Blog 207 – 01.14.2016
With the Presidential Election season in full swing this subject seems appropriate. And, no, I am not going to endorse a particular candidate though I like many of my football fan friends may have a particular team I’d like to see win. Trust me not enough to shave the emblem of the team on my head or get a tattoo. That is for way more devoted fans than I and besides I know a secret. Ready? It’s only a game and it doesn’t really matter who wins.

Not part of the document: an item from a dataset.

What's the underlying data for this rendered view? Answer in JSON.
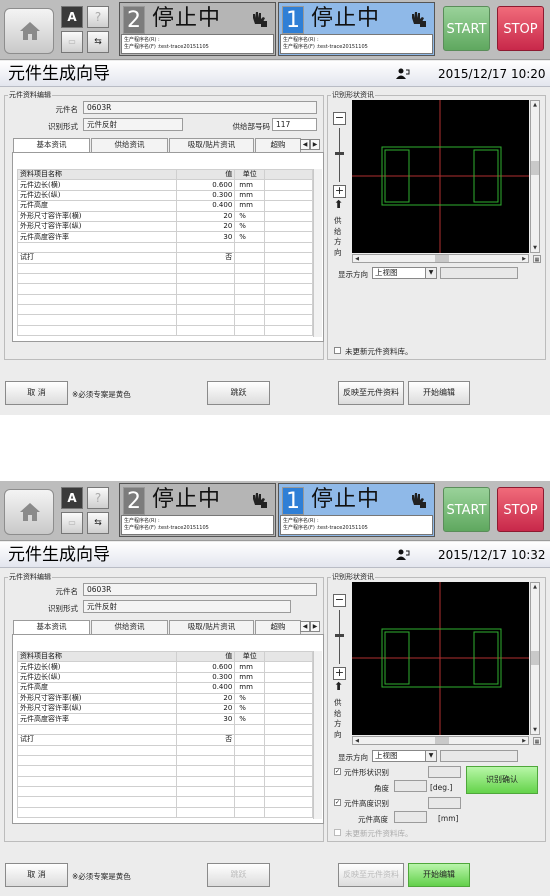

Some one on Social Media posted regarding U.S. Politics “Don’t they know the left wing and the right wing are on the same bird?” Where do all these polarizing personalities come from? And when did it become such a crime not only to have a differing opinion but to even suggest that both disagreeing parties compromise for the “common good.” I put common good in quotation marks because it almost seems like a lost concept. Somewhere in their zeal to defend the U. S. Constitution my Conservative friends have I think forgotten a key phrase “To promote the general welfare.” And not to let my Progressive or Liberal friends off too easy either many of them too have the “My way or the high way mentality.” I can’t help it but I love Rodney King’s remark, “Why can’t we just get along?”
It is an old political trick to trash your opponent and make them out to be the worst possible choice and thereby yourself as the best thing since sliced bread. It is old school I know but there is something to be said for “breaking bread together.” We live in a society so fearful of everyone eating together that actually touching someone else’s food or they ours is abhorrent to many. Since many Americans mistrust and fear Middle Eastern people I remind them that one of their most beloved books takes place almost entirely there and that these folk are many times pictured around a common table eating with there hands. He for whom the Christian religion is named used such a meal, which probably looked very little like Da Vinci’s Last Supper, to break bread with his friend’s and to tell them that eating the bread he broke for them and drinking the wine from a common cup symbolized their oneness with him. Not made them one, I think, but merely recognized a relationship that has always been.
From the time we are children we are choosing or being chosen to play on one team against another but life is meant to be lived together, working together for the common good, not pitted against one another. The only competition that makes any real sense is to strive to be a better, kinder, more loving version of yourself. Feel the need to best someone? Be a better you?
In thinking of polarity remember it is opposites that attract and likes that repel. If that is a scary thought for you smile and remember, it isn’t the one who dies with the most toys who truly wins but the one who collects the most friends.